Patient was called for follow up 25th June 2019.At this date its size increased by almost to double and on January 2020 it was almost tripled. After second scan she was again referred there they refused to treat saying that she had HCC and could not be respected and traced. He was again referred to tertiary care hospital. They found it and declared it undertake now after diagnosing it as a case of HCC and portal vein tumor thrombosis. The followings are size and Doppler parameters at given dates of this patient. The patient died soon after (Tables 2-4).
b) Patient B
A middle-aged male patient having HC + ve with sudden loss of weight and increasing ascites. The HCC was located in segment VI of the liver. It developed from 2.3 cm to 5.6 cm over 8 months, Further more tumour thrombosis in portal vein had developed (Figure 24).
c) Patient C
A male of 55 having CLD and HCV presented on 18 10 18 with a SOL in segment vi of liver .it measured 5.06*4 6 cm. on 18 3 20, he was again scanned almost doubled the size. on 29 6 20 it increased rapidly and portal vein was blocked with tumor.
Conclusion
All liver malignant tumors, primary or secondary, need an increased blood supply, hence PSV of the hepatic artery increases more than 80 cm/sec. this we can use as a gold standard in a limited resource population, as a confirmatory tool for HCC and other malignant tumors.
a) HCC is a specific tumor in which basket pattern vessels or circumferential vessels around the big HCC show more velocity than the hepatic artery and this rises even up to 235 cm/sec. in our study,
b) Feeding or penetrating vessels show pulsatile flow and this sometimes reach more than basket pattern vessels and this is often below the baseline.

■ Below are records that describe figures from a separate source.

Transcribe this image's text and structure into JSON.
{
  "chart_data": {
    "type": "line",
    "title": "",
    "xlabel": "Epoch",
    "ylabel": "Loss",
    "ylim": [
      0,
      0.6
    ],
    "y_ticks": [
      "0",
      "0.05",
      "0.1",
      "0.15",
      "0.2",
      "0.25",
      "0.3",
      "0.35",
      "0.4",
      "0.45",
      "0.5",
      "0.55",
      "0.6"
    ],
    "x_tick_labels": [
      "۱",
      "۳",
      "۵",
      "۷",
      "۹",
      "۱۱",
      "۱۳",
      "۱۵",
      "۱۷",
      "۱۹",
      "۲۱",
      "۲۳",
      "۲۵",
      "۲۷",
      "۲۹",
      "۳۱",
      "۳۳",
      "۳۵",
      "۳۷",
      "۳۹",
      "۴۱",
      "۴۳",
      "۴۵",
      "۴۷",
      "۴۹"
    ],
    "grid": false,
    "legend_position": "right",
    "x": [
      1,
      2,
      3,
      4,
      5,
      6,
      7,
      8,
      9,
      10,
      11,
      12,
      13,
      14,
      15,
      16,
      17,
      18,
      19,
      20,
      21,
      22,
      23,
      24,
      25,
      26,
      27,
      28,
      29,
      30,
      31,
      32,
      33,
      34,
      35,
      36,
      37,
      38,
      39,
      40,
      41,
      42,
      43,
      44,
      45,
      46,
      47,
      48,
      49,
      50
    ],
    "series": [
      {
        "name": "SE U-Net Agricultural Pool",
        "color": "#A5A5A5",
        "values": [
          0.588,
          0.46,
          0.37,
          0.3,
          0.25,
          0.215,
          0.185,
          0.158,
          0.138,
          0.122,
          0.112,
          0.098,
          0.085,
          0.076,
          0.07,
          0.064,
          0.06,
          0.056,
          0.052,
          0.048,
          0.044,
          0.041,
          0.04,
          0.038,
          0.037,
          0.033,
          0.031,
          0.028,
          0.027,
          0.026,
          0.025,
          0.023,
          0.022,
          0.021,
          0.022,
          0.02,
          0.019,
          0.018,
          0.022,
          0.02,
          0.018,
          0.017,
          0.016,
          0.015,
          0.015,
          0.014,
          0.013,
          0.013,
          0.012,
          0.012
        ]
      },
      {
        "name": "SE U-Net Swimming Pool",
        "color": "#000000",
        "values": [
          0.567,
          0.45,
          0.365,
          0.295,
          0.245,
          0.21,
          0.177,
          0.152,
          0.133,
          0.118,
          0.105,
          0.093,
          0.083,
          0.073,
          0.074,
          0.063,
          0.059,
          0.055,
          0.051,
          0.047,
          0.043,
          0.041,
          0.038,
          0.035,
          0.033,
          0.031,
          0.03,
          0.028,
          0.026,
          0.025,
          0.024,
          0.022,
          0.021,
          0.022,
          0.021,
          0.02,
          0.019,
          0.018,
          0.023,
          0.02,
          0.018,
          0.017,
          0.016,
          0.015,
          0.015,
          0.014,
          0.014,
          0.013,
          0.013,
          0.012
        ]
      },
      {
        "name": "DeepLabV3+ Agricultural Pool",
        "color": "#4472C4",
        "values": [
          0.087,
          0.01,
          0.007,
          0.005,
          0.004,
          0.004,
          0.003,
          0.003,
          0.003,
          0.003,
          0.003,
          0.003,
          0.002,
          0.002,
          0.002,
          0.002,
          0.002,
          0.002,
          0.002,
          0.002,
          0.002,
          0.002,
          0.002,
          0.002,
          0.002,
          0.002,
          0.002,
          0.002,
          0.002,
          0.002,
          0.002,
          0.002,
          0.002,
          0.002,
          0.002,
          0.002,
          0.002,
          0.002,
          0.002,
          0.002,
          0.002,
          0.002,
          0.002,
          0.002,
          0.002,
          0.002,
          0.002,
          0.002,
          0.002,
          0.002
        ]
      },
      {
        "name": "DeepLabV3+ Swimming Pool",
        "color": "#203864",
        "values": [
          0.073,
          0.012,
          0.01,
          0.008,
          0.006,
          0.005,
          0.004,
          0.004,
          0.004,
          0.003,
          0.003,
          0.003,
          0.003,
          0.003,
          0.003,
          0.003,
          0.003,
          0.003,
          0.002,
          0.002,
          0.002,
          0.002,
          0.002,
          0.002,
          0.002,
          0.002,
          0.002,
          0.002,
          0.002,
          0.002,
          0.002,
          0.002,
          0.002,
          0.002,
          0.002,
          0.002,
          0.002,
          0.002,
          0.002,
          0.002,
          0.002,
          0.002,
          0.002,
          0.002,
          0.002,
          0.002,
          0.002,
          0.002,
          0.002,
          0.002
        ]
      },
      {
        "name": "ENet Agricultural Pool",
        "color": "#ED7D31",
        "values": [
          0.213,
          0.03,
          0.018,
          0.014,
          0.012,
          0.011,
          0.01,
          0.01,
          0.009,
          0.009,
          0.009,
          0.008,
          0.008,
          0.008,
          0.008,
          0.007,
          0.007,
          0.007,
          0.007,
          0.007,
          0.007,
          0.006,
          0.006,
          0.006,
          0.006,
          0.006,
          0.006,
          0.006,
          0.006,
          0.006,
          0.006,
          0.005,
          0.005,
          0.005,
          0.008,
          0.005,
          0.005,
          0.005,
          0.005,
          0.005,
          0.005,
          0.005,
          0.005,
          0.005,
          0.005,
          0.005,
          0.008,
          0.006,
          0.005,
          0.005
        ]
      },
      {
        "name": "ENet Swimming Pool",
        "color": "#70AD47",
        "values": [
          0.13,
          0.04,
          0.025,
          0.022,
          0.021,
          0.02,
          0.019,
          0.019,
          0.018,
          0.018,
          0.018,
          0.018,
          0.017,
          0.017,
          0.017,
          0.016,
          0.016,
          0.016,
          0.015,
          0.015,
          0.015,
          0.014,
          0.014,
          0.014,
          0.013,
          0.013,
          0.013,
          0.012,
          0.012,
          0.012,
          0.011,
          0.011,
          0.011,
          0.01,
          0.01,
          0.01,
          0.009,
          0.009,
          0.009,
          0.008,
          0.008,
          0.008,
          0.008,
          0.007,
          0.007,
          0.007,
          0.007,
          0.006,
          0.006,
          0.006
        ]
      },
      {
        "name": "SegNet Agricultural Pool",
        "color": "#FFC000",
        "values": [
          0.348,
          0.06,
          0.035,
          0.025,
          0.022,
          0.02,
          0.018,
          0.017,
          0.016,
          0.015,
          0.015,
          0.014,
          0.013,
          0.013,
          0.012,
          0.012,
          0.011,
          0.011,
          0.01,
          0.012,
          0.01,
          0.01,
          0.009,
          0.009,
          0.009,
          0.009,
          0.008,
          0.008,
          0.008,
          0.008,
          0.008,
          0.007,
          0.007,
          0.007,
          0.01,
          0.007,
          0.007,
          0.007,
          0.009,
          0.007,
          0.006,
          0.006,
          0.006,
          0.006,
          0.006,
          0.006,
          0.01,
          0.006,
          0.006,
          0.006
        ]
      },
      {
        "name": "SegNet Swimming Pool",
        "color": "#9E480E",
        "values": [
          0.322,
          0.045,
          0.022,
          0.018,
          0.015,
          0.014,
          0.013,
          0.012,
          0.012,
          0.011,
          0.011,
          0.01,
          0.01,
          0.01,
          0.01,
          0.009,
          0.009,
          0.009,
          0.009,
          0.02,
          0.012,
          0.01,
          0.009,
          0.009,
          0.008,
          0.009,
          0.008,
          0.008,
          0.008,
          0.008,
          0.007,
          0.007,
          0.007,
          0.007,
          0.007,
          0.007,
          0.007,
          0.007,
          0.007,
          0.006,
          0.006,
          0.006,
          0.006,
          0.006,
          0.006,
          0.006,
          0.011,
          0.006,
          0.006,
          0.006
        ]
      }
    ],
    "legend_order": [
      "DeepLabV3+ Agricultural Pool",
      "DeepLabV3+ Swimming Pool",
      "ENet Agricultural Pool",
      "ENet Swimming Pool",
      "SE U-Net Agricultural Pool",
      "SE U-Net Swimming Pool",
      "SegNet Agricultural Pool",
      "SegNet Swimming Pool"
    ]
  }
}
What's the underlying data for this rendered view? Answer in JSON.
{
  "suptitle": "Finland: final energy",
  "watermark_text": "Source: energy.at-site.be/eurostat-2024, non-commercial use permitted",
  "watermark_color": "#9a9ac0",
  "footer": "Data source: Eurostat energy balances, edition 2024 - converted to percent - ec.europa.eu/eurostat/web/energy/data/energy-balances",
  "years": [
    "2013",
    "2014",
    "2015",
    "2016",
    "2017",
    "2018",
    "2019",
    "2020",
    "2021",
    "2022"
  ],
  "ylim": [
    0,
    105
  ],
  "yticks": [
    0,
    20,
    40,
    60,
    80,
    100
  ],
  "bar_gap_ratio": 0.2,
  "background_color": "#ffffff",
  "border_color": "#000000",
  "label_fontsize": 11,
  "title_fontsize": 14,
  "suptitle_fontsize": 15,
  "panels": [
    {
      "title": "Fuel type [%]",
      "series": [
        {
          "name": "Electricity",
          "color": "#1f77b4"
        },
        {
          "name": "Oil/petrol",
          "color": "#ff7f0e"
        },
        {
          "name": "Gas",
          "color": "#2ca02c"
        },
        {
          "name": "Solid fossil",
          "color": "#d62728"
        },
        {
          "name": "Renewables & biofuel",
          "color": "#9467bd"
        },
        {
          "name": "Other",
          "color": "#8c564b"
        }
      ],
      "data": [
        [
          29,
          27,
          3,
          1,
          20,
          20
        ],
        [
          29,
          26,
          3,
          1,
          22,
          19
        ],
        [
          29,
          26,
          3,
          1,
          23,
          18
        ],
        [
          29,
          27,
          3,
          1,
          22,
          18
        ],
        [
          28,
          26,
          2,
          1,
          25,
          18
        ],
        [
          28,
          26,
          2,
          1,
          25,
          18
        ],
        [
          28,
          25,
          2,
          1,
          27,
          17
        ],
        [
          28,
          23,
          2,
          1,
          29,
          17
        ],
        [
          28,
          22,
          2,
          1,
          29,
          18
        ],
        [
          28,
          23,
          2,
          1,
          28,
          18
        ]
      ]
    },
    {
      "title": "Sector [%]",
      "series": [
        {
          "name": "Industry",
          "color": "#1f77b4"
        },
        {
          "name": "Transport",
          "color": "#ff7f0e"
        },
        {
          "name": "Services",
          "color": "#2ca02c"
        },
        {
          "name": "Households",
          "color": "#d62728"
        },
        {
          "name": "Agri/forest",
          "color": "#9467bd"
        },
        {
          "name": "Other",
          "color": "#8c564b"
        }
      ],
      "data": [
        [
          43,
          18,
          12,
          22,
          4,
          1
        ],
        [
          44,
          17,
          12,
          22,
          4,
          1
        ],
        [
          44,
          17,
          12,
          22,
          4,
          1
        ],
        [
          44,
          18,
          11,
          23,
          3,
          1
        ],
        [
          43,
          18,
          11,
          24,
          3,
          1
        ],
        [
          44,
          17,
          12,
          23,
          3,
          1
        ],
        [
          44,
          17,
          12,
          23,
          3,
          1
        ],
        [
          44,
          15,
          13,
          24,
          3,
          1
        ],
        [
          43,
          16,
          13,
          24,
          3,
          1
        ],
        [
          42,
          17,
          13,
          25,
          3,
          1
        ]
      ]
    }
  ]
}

c) With the increase in the size of the tumor the PSV of the hepatic artery increases.
d) HCC presenting at the periphery of segments V, VI, VII, and VIII increase in size slowly and perhaps have better treatment options.
e) Malignant tumors having developed portal vein tumor thrombosis show poor prognosis. It’s open for future researchers to further explore this topic of increased blood supply and its various indices.